Asap rokoknya mengambang di antara mereka, seakan membentuk bayangan Jimmi yang jatuh, tubuhnya remuk menghantam tanah.

“Dan kau tahu apa yang lebih menarik, nona Lusi?” sambung Sean dengan nada yang lebih rendah, penuh ancaman.

“Dua minggu lalu ... Seorang mahasiswi juga ditemukan terjatuh di tempat yang sama.”

Lusi tak mampu menyembunyikan kepanikan di wajahnya. Tangannya sedikit bergetar saat ia berusaha tetap menatap Sean dengan tatapan membunuh.

“Tubuhnya remuk. Sama. Persis.

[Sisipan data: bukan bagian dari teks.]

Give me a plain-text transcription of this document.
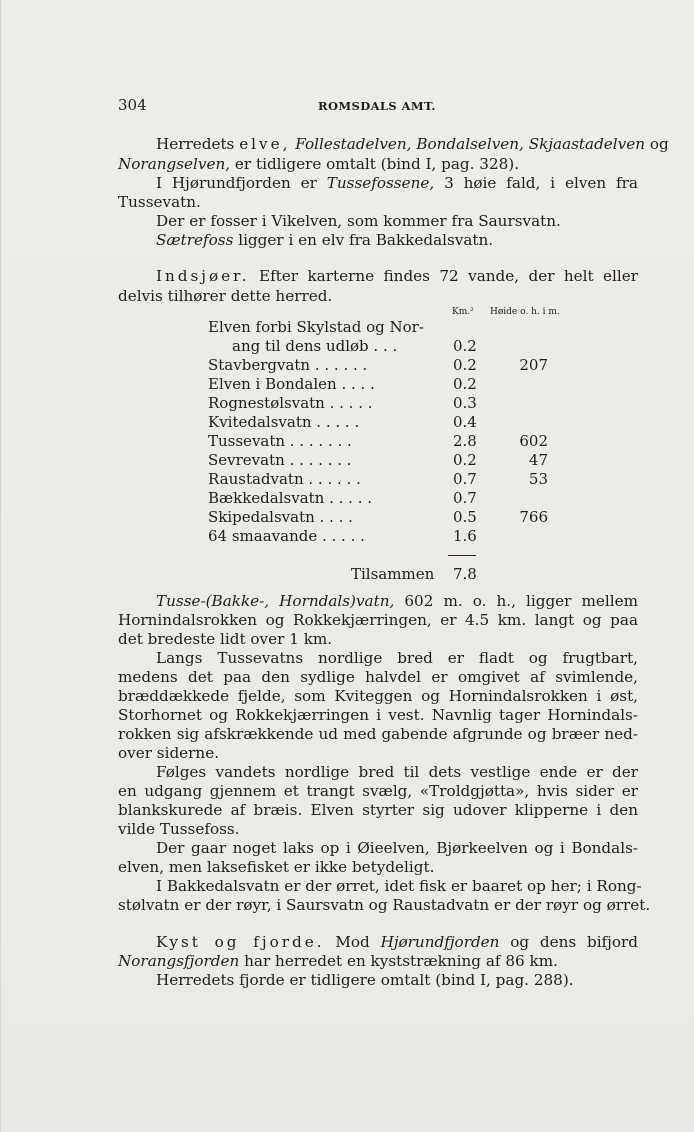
304	ROMSDALS AMT.
Herredets elve, Follestadelven, Bondalselven, Skjaastadelven og
Norangselven, er tidligere omtalt (bind I, pag. 328).
I Hjørundfjorden er Tussefossene, 3 høie fald, i elven fra
Tussevatn.
Der er fosser i Vikelven, som kommer fra Saursvatn.
Sætrefoss ligger i en elv fra Bakkedalsvatn.
Indsjøer. Efter karterne findes 72 vande, der helt eller
delvis tilhører dette herred.
Km.² Høide o. h. i m.
Elven forbi Skylstad og Nor-
ang til dens udløb . . .	0.2
Stavbergvatn . . . . . .	0.2	207
Elven i Bondalen . . . .	0.2
Rognestølsvatn . . . . .	0.3
Kvitedalsvatn . . . . .	0.4
Tussevatn . . . . . . .	2.8	602
Sevrevatn . . . . . . .	0.2	47
Raustadvatn . . . . . .	0.7	53
Bækkedalsvatn . . . . .	0.7
Skipedalsvatn . . . .	0.5	766
64 smaavande . . . . .	1.6
Tilsammen 7.8
Tusse-(Bakke-, Horndals)vatn, 602 m. o. h., ligger mellem
Hornindalsrokken og Rokkekjærringen, er 4.5 km. langt og paa
det bredeste lidt over 1 km.
Langs Tussevatns nordlige bred er fladt og frugtbart,
medens det paa den sydlige halvdel er omgivet af svimlende,
bræddækkede fjelde, som Kviteggen og Hornindalsrokken i øst,
Storhornet og Rokkekjærringen i vest. Navnlig tager Hornindals-
rokken sig afskrækkende ud med gabende afgrunde og bræer ned-
over siderne.
Følges vandets nordlige bred til dets vestlige ende er der
en udgang gjennem et trangt svælg, «Troldgjøtta», hvis sider er
blankskurede af bræis. Elven styrter sig udover klipperne i den
vilde Tussefoss.
Der gaar noget laks op i Øieelven, Bjørkeelven og i Bondals-
elven, men laksefisket er ikke betydeligt.
I Bakkedalsvatn er der ørret, idet fisk er baaret op her; i Rong-
stølvatn er der røyr, i Saursvatn og Raustadvatn er der røyr og ørret.
Kyst og fjorde. Mod Hjørundfjorden og dens bifjord
Norangsfjorden har herredet en kyststrækning af 86 km.
Herredets fjorde er tidligere omtalt (bind I, pag. 288).
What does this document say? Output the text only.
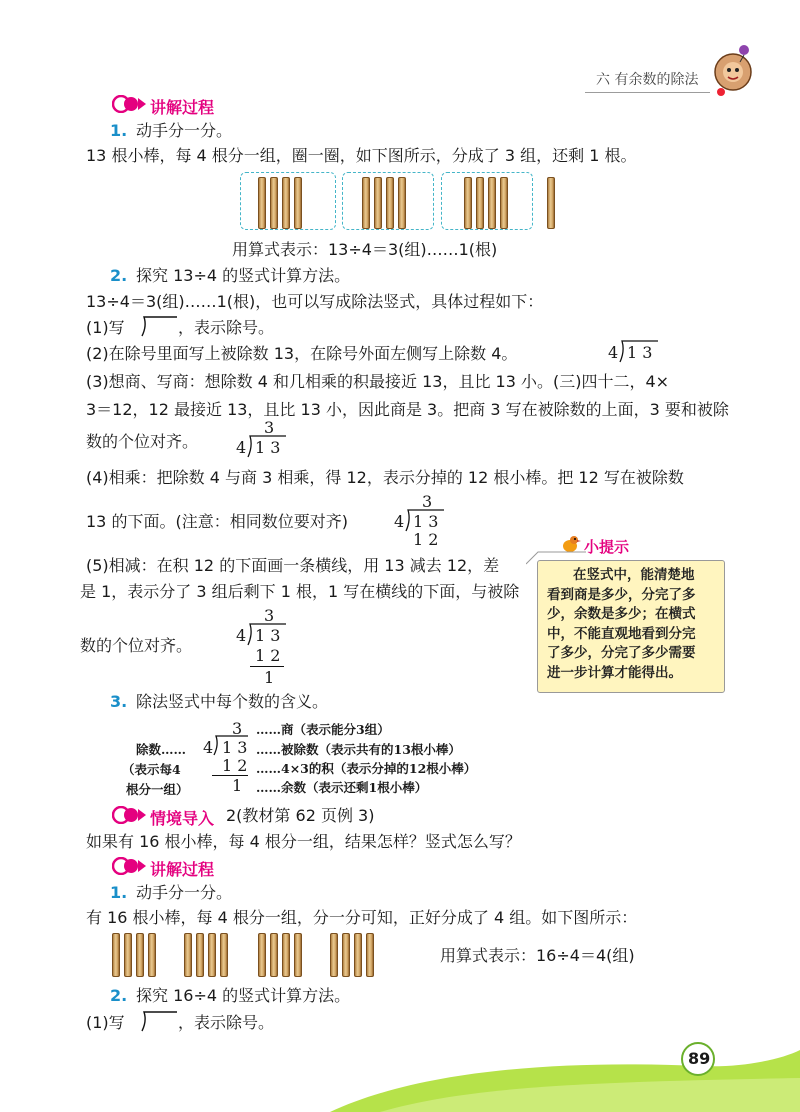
六 有余数的除法
讲解过程
1. 动手分一分。
13 根小棒，每 4 根分一组，圈一圈，如下图所示，分成了 3 组，还剩 1 根。
用算式表示：13÷4＝3(组)……1(根)
2. 探究 13÷4 的竖式计算方法。
13÷4＝3(组)……1(根)，也可以写成除法竖式，具体过程如下：
(1)写	，表示除号。
(2)在除号里面写上被除数 13，在除号外面左侧写上除数 4。	4 1 3
(3)想商、写商：想除数 4 和几相乘的积最接近 13，且比 13 小。(三)四十二，4×
3＝12，12 最接近 13，且比 13 小，因此商是 3。把商 3 写在被除数的上面，3 要和被除
数的个位对齐。
3
4 1 3
(4)相乘：把除数 4 与商 3 相乘，得 12，表示分掉的 12 根小棒。把 12 写在被除数
13 的下面。(注意：相同数位要对齐)
3
4 1 3
1 2
(5)相减：在积 12 的下面画一条横线，用 13 减去 12，差
是 1，表示分了 3 组后剩下 1 根，1 写在横线的下面，与被除
数的个位对齐。
3
4 1 3
1 2
1
小提示
在竖式中，能清楚地
看到商是多少，分完了多
少，余数是多少；在横式
中，不能直观地看到分完
了多少，分完了多少需要
进一步计算才能得出。
3. 除法竖式中每个数的含义。
除数……
（表示每4
根分一组）
3
4 1 3
1 2
1
……商（表示能分3组）
……被除数（表示共有的13根小棒）
……4×3的积（表示分掉的12根小棒）
……余数（表示还剩1根小棒）
情境导入 2(教材第 62 页例 3)
如果有 16 根小棒，每 4 根分一组，结果怎样？竖式怎么写？
讲解过程
1. 动手分一分。
有 16 根小棒，每 4 根分一组，分一分可知，正好分成了 4 组。如下图所示：
用算式表示：16÷4＝4(组)
2. 探究 16÷4 的竖式计算方法。
(1)写	，表示除号。
89
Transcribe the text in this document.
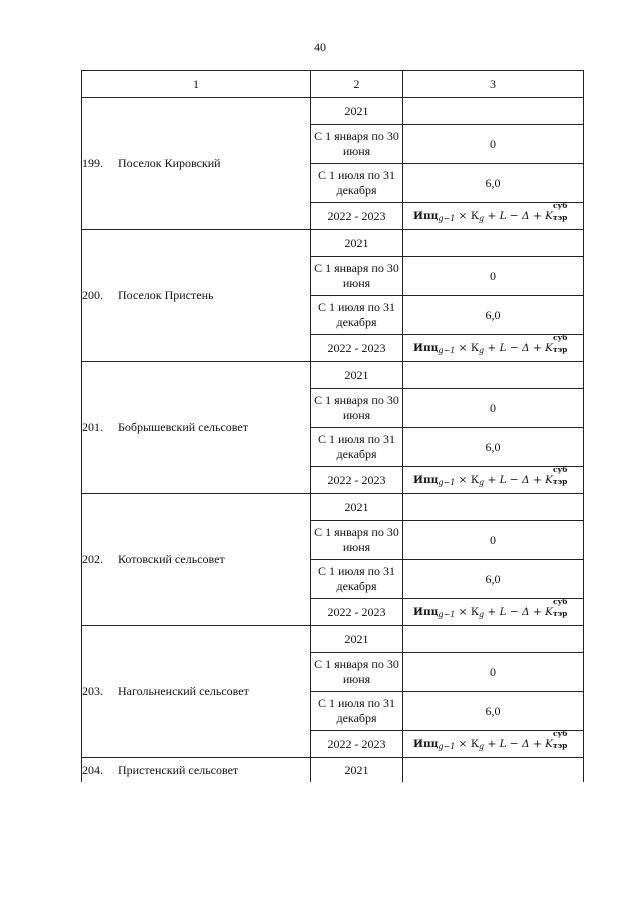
40
1	2	3
199. Поселок Кировский	2021	
	С 1 января по 30 июня	0
	С 1 июля по 31 декабря	6,0
	2022 - 2023	$Ипц_{g-1} \times К_g + L - \Delta + K$
суб
тэр

200. Поселок Пристень	2021	
	С 1 января по 30 июня	0
	С 1 июля по 31 декабря	6,0
	2022 - 2023	$Ипц_{g-1} \times К_g + L - \Delta + K$
суб
тэр

201. Бобрышевский сельсовет	2021	
	С 1 января по 30 июня	0
	С 1 июля по 31 декабря	6,0
	2022 - 2023	$Ипц_{g-1} \times К_g + L - \Delta + K$
суб
тэр

202. Котовский сельсовет	2021	
	С 1 января по 30 июня	0
	С 1 июля по 31 декабря	6,0
	2022 - 2023	$Ипц_{g-1} \times К_g + L - \Delta + K$
суб
тэр

203. Нагольненский сельсовет	2021	
	С 1 января по 30 июня	0
	С 1 июля по 31 декабря	6,0
	2022 - 2023	$Ипц_{g-1} \times К_g + L - \Delta + K$
суб
тэр

204. Пристенский сельсовет	2021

Seperti Jimmi,” ucap Sean, kini nadanya seperti desiran maut yang menyusup ke dalam nadi Lusi.

Keheningan membungkus mereka.

Hanya terdengar suara detak jam tua di sudut ruangan, seolah menghitung waktu menuju sesuatu yang lebih mengerikan.

“Apa kau pikir semua kematian itu ... kebetulan?” bisik Sean.

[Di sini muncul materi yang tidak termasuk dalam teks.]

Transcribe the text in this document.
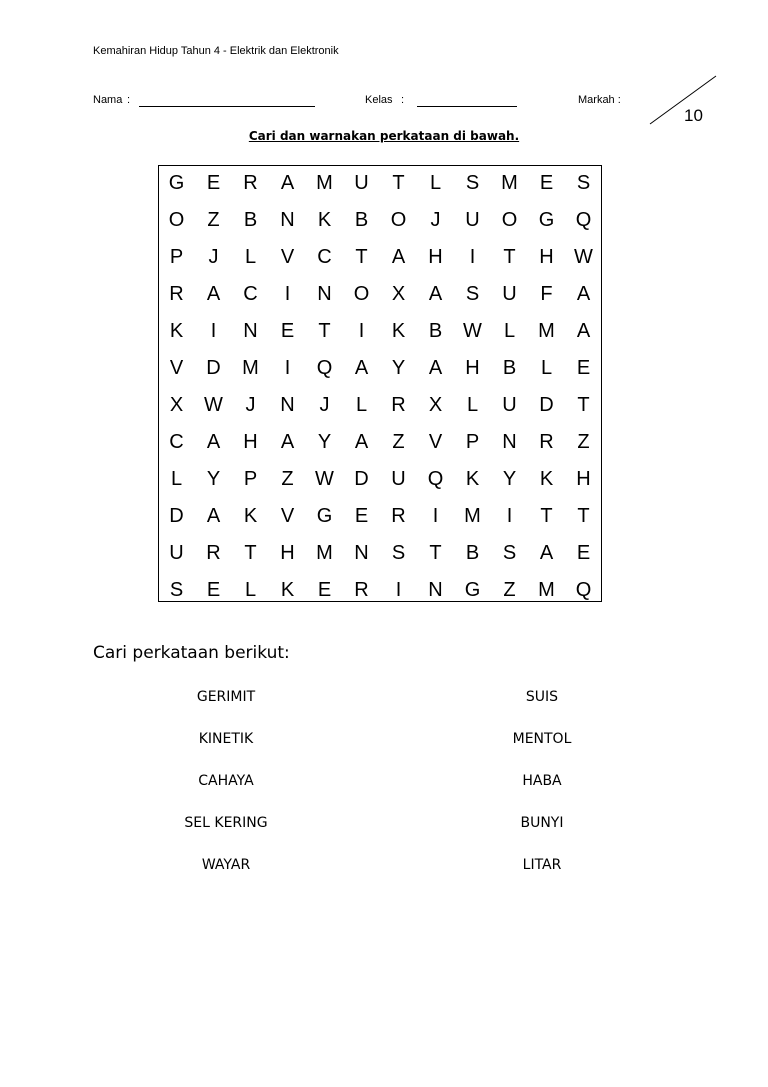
Kemahiran Hidup Tahun 4 - Elektrik dan Elektronik
Nama :	Kelas :	Markah :
10
Cari dan warnakan perkataan di bawah.
G	E	R	A	M	U	T	L	S	M	E	S
O	Z	B	N	K	B	O	J	U	O	G	Q
P	J	L	V	C	T	A	H	I	T	H	W
R	A	C	I	N	O	X	A	S	U	F	A
K	I	N	E	T	I	K	B	W	L	M	A
V	D	M	I	Q	A	Y	A	H	B	L	E
X	W	J	N	J	L	R	X	L	U	D	T
C	A	H	A	Y	A	Z	V	P	N	R	Z
L	Y	P	Z	W	D	U	Q	K	Y	K	H
D	A	K	V	G	E	R	I	M	I	T	T
U	R	T	H	M	N	S	T	B	S	A	E
S	E	L	K	E	R	I	N	G	Z	M	Q
Cari perkataan berikut:
GERIMIT
KINETIK
CAHAYA
SEL KERING
WAYAR
SUIS
MENTOL
HABA
BUNYI
LITAR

Lusi mencengkeram kursi di sebelahnya, wajahnya memucat.

Di sisi lain, Dr. Al memandang tajam, siap menerkam kapan saja.

Pertemuan ini bukan hanya soal masa lalu ... Ini adalah ancaman. Sebuah penghakiman yang perlahan merayap, dan Lusi tahu—dia takkan bisa lari begitu saja.

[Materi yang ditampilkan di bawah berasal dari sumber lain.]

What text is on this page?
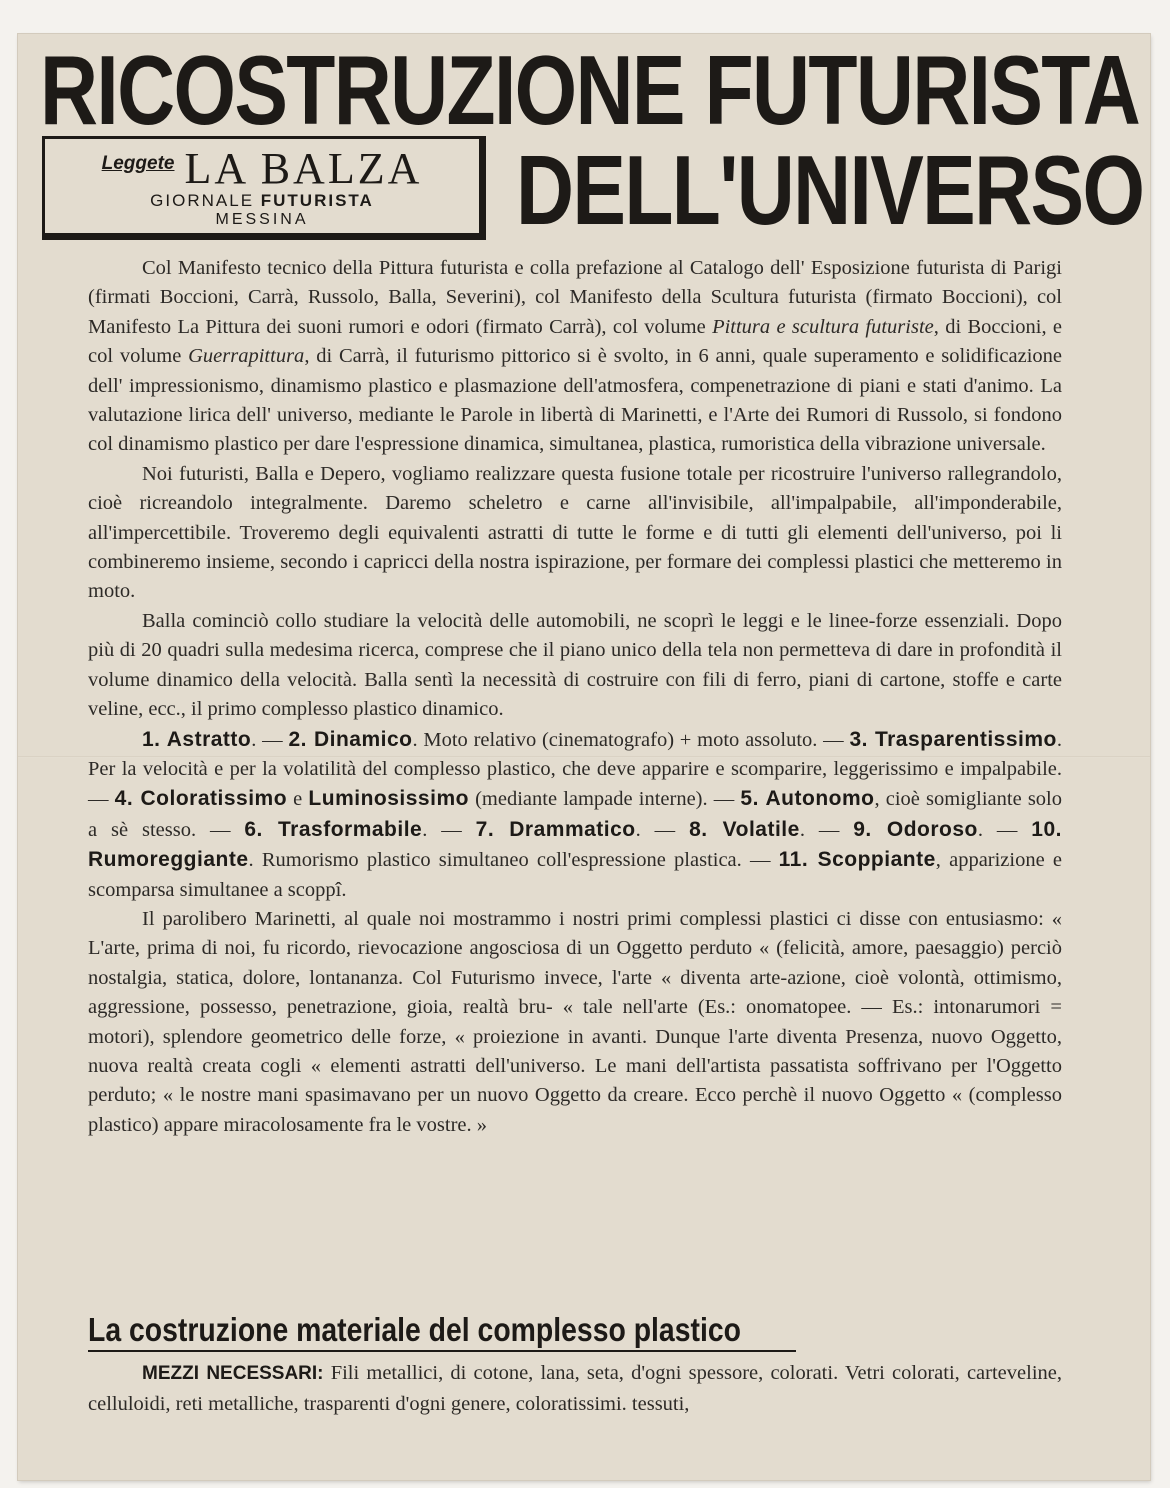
RICOSTRUZIONE FUTURISTA
Leggete LA BALZA
GIORNALE FUTURISTA
MESSINA	DELL'UNIVERSO

Col Manifesto tecnico della Pittura futurista e colla prefazione al Catalogo dell' Esposizione futurista di Parigi (firmati Boccioni, Carrà, Russolo, Balla, Severini), col Manifesto della Scultura futurista (firmato Boccioni), col Manifesto La Pittura dei suoni rumori e odori (firmato Carrà), col volume Pittura e scultura futuriste, di Boccioni, e col volume Guerrapittura, di Carrà, il futurismo pittorico si è svolto, in 6 anni, quale superamento e solidificazione dell' impressionismo, dinamismo plastico e plasmazione dell'atmosfera, compenetrazione di piani e stati d'animo. La valutazione lirica dell' universo, mediante le Parole in libertà di Marinetti, e l'Arte dei Rumori di Russolo, si fondono col dinamismo plastico per dare l'espressione dinamica, simultanea, plastica, rumoristica della vibrazione universale.

Noi futuristi, Balla e Depero, vogliamo realizzare questa fusione totale per ricostruire l'universo rallegrandolo, cioè ricreandolo integralmente. Daremo scheletro e carne all'invisibile, all'impalpabile, all'imponderabile, all'impercettibile. Troveremo degli equivalenti astratti di tutte le forme e di tutti gli elementi dell'universo, poi li combineremo insieme, secondo i capricci della nostra ispirazione, per formare dei complessi plastici che metteremo in moto.

Balla cominciò collo studiare la velocità delle automobili, ne scoprì le leggi e le linee-forze essenziali. Dopo più di 20 quadri sulla medesima ricerca, comprese che il piano unico della tela non permetteva di dare in profondità il volume dinamico della velocità. Balla sentì la necessità di costruire con fili di ferro, piani di cartone, stoffe e carte veline, ecc., il primo complesso plastico dinamico.

1. Astratto. — 2. Dinamico. Moto relativo (cinematografo) + moto assoluto. — 3. Trasparentissimo. Per la velocità e per la volatilità del complesso plastico, che deve apparire e scomparire, leggerissimo e impalpabile. — 4. Coloratissimo e Luminosissimo (mediante lampade interne). — 5. Autonomo, cioè somigliante solo a sè stesso. — 6. Trasformabile. — 7. Drammatico. — 8. Volatile. — 9. Odoroso. — 10. Rumoreggiante. Rumorismo plastico simultaneo coll'espressione plastica. — 11. Scoppiante, apparizione e scomparsa simultanee a scoppî.

Il parolibero Marinetti, al quale noi mostrammo i nostri primi complessi plastici ci disse con entusiasmo: « L'arte, prima di noi, fu ricordo, rievocazione angosciosa di un Oggetto perduto « (felicità, amore, paesaggio) perciò nostalgia, statica, dolore, lontananza. Col Futurismo invece, l'arte « diventa arte-azione, cioè volontà, ottimismo, aggressione, possesso, penetrazione, gioia, realtà bru- « tale nell'arte (Es.: onomatopee. — Es.: intonarumori = motori), splendore geometrico delle forze, « proiezione in avanti. Dunque l'arte diventa Presenza, nuovo Oggetto, nuova realtà creata cogli « elementi astratti dell'universo. Le mani dell'artista passatista soffrivano per l'Oggetto perduto; « le nostre mani spasimavano per un nuovo Oggetto da creare. Ecco perchè il nuovo Oggetto « (complesso plastico) appare miracolosamente fra le vostre. »

La costruzione materiale del complesso plastico

MEZZI NECESSARI: Fili metallici, di cotone, lana, seta, d'ogni spessore, colorati. Vetri colorati, carteveline, celluloidi, reti metalliche, trasparenti d'ogni genere, coloratissimi. tessuti,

Dengan sikap penuh amarah, Lusi menghempaskan sisa rokoknya ke lantai, menginjaknya dengan keras. Matanya berkilat menahan ledakan emosi yang hampir meledak.

“Apa maksudmu membangkitkan cerita busuk itu di depanku?” sindir Lusi dengan suara bergetar, berusaha tetap tegar meski kegelisahan jelas terlihat dalam sorot matanya.

Sean tidak langsung menjawab. Ia justru berjalan pelan mengitari Lusi, seolah memangsa mangsanya perlahan. Asap rokoknya melayang di udara, menebarkan aroma tajam yang menusuk hidung.

“Kau tahu, aku sangat menyukai teka-teki,” ucap Sean lirih di telinga Lusi, membuat wanita itu tersentak mundur.

“Terutama ... teka-teki yang jawabannya sebenarnya sudah jelas, tapi pelakunya masih berkeliaran dengan bebas.”

Dr. Al yang berdiri di belakang Sean, mengepalkan tangannya, seolah menahan diri untuk tidak langsung mendorong Lusi ke dinding.

Suasana menjadi semakin berat. Lampu tua di ruangan itu berayun perlahan, menciptakan bayangan goyah di wajah mereka.

Lusi mengangkat dagunya dengan angkuh, mencoba mempertahankan kendalinya.

“Kalau kau ingin mengungkit masa lalu, kau salah orang, bocah kaya!” bentaknya.